Lo había visto vestirse, tomar sus cosas y entrar a la chimenea.
Seguía creyendo que nada de eso era real.
Mariana permanecía tumbada en el sofá, su cuerpo temblando y entumecido. No podía mover las piernas, como si aún estuviera atrapada en la intensidad de lo que acababa de suceder. Cerró los ojos un momento, tratando de entender cómo algo tan irreal podía sentirse tan tangible.
Ochenta segundos. Él había dicho que solo quedaban ochenta segundos. Para ella, habían sido como dos horas, cada instante más electrizante que el anterior. Su pecho subía y bajaba con fuerza, sus manos aún aferradas a los cojines del sofá como si el mundo pudiera girar fuera de control si los soltaba.
—¿Qué acaba de pasar? — susurró para sí misma. Pero algo en su interior sabía la respuesta, aunque no podía aceptarla.
De repente, un pensamiento cruzó su mente: ¿Y si…?
Con las piernas aún temblando, Mariana se levantó del sofá tambaleándose. Sus rodillas cedieron al primer paso, y tuvo que sostenerse del respaldo del mueble para no caer.

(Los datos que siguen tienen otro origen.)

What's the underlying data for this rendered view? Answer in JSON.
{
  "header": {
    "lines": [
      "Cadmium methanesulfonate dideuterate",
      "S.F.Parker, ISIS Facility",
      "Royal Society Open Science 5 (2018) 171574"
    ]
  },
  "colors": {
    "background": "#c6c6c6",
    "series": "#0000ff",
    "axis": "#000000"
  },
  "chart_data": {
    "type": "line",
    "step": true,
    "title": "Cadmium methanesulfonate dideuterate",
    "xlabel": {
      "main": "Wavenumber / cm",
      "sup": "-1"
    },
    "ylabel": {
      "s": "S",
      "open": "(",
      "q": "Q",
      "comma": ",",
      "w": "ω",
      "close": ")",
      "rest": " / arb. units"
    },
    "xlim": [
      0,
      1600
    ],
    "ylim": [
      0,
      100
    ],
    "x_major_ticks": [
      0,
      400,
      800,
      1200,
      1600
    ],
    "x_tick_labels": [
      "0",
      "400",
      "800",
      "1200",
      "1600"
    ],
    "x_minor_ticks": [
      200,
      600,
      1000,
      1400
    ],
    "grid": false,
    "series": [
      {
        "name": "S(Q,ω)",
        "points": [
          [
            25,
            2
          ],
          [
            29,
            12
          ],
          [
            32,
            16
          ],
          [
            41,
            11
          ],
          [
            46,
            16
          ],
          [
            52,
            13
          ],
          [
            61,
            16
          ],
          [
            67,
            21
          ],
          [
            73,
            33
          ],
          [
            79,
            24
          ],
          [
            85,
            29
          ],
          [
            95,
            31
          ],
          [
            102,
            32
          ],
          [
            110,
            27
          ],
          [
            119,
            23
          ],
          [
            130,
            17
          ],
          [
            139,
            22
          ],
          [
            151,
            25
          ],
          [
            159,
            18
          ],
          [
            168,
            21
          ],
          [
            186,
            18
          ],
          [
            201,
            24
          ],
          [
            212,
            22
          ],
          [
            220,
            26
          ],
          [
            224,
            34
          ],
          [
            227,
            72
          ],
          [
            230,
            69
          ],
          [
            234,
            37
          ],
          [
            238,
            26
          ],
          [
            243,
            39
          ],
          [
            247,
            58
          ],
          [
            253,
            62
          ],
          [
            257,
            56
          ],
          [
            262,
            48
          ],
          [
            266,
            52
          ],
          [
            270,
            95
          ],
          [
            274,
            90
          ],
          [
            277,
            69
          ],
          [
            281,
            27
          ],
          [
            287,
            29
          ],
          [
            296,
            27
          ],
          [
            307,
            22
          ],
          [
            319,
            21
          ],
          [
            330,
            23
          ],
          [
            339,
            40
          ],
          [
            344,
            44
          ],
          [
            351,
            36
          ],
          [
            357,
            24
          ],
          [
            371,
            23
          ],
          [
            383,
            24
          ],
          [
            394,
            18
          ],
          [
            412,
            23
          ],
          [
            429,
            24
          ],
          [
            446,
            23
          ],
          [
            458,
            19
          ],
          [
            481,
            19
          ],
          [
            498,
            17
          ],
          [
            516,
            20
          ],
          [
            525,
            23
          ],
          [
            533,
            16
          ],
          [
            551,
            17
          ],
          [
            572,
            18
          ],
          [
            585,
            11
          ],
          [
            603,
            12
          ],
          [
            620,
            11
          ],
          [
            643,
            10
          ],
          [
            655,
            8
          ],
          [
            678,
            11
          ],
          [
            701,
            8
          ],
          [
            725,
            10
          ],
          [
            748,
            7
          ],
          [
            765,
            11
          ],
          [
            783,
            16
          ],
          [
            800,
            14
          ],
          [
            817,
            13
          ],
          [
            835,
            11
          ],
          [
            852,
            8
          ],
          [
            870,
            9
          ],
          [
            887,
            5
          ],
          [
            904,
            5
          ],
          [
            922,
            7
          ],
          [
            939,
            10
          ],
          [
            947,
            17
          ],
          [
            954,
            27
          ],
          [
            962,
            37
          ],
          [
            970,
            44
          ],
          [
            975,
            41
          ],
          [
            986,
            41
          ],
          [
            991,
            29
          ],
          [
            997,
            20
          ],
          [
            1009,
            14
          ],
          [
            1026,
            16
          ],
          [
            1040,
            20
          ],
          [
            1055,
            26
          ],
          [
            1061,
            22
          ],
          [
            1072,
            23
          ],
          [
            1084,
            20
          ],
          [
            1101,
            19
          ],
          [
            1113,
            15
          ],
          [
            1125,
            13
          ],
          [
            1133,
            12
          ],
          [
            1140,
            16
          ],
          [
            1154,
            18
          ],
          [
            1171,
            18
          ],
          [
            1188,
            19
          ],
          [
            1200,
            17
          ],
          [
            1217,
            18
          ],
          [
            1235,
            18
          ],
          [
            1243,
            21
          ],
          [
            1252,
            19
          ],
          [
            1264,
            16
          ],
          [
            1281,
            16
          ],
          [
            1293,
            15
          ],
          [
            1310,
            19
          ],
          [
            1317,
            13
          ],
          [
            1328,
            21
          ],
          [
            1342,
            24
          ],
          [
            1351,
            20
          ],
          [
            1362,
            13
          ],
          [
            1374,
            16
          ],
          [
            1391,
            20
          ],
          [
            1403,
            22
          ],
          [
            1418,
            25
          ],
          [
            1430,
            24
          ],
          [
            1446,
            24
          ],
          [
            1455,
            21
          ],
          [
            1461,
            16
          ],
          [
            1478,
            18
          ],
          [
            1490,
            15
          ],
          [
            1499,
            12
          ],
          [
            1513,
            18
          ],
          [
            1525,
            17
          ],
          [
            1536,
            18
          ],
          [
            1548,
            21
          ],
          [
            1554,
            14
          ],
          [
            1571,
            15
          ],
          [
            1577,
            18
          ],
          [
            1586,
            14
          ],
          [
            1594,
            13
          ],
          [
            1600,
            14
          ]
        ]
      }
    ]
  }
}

"Vamos, Mari. Puedes hacerlo", se dijo, obligándose a avanzar hacia la ventana.
Era una tontería, pero… aquel encuentro había sido casi mágico, por lo que solo le quedaba ver por la ventana y confirmar lo que sabía que era imposible.
Cuando llegó, sus manos temblorosas apartaron las cortinas. Afuera, el paisaje nevado brillaba bajo la luz de la luna, pero lo que capturó su atención fue un trineo dorado elevándose en el cielo, tirado por renos que parecían flotar con gracia sobrenatural.
—No puede ser… —susurró, el aire escapando de sus labios en una nube visible.
Santa Claus estaba de pie en el trineo, sosteniendo las riendas con una mano mientras su otra tocaba su reloj. Por un momento, giró la cabeza y miró hacia la casa. Aunque estaba demasiado lejos para que Mariana viera su expresión, algo en su postura irradiaba calma, como si todo estuviera bajo control.
Y luego, con un destello mágico, el trineo desapareció en el cielo estrellado.
Mariana dio un paso atrás, con los ojos muy abiertos. Sus piernas temblaron de nuevo, y esta vez no logró sostenerse. Cayó hacia atrás, aterrizando en el suelo con un golpe seco. Pero ni siquiera eso logró sacarla de su asombro.
—Era… él. —Su voz era apenas un susurro.
La realidad golpeó su mente como un relámpago. Santa Claus existía. No solo existía, sino que acababa de darle el mejor sexo de su vida.
Por un momento, Mariana no supo si reír, llorar o gritar. Pero la confusión pronto dio paso a una mezcla de asombro y desesperación. Se puso de pie de nuevo, tambaleándose hacia el árbol de Navidad.
—Tiene que haber algo para mí —dijo en voz alta, hurgando entre los regalos.
Uno a uno, revisó los paquetes. Todos llevaban etiquetas con nombres: "Para Mateo", "Para Clara", "Para Tomás". Pero ninguno era para ella.
—¡No puede ser! —exclamó, arrojando un paquete al suelo. Su frustración creció con cada segundo. Claro, esa no era su casa. No era una niña. Pero una parte de ella había esperado, aunque fuera irracional, encontrar un regalo con su nombre.
Miró la hora… sentía que el tiempo a su lado nunca pasó, definitivamente no fueron segundos, se sintió como horas, horas muy agradables.
Finalmente, se dejó caer de rodillas frente al árbol, sus hombros sacudidos por sollozos silenciosos.
—¿Por qué? —murmuró.
El hombre perfecto, el amante que había despertado algo en su interior que nunca había sentido antes, no solo se había marchado… sino que era Santa Claus. Un ser mágico, imposible de alcanzar, ligado a una misión eterna que lo alejaba de ella.
—No puede ser real —dijo, mientras las lágrimas corrían por sus mejillas. Pero era real. Lo había visto con sus propios ojos.
Se quedó allí, junto al árbol, abrazándose las rodillas y llorando en silencio. Una mezcla de emociones la atravesaba: incredulidad, deseo, pérdida. Había conocido al hombre de su vida… y él había desaparecido, dejando solo un rastro de magia y un vacío imposible de llenar.
En el fondo de su corazón, algo le decía que ese encuentro no había sido una simple casualidad. Pero ahora, sola en la sala iluminada por las luces del árbol, con el sonido del viento golpeando las ventanas, la única certeza que tenía era que esta Navidad sería imposible de olvidar.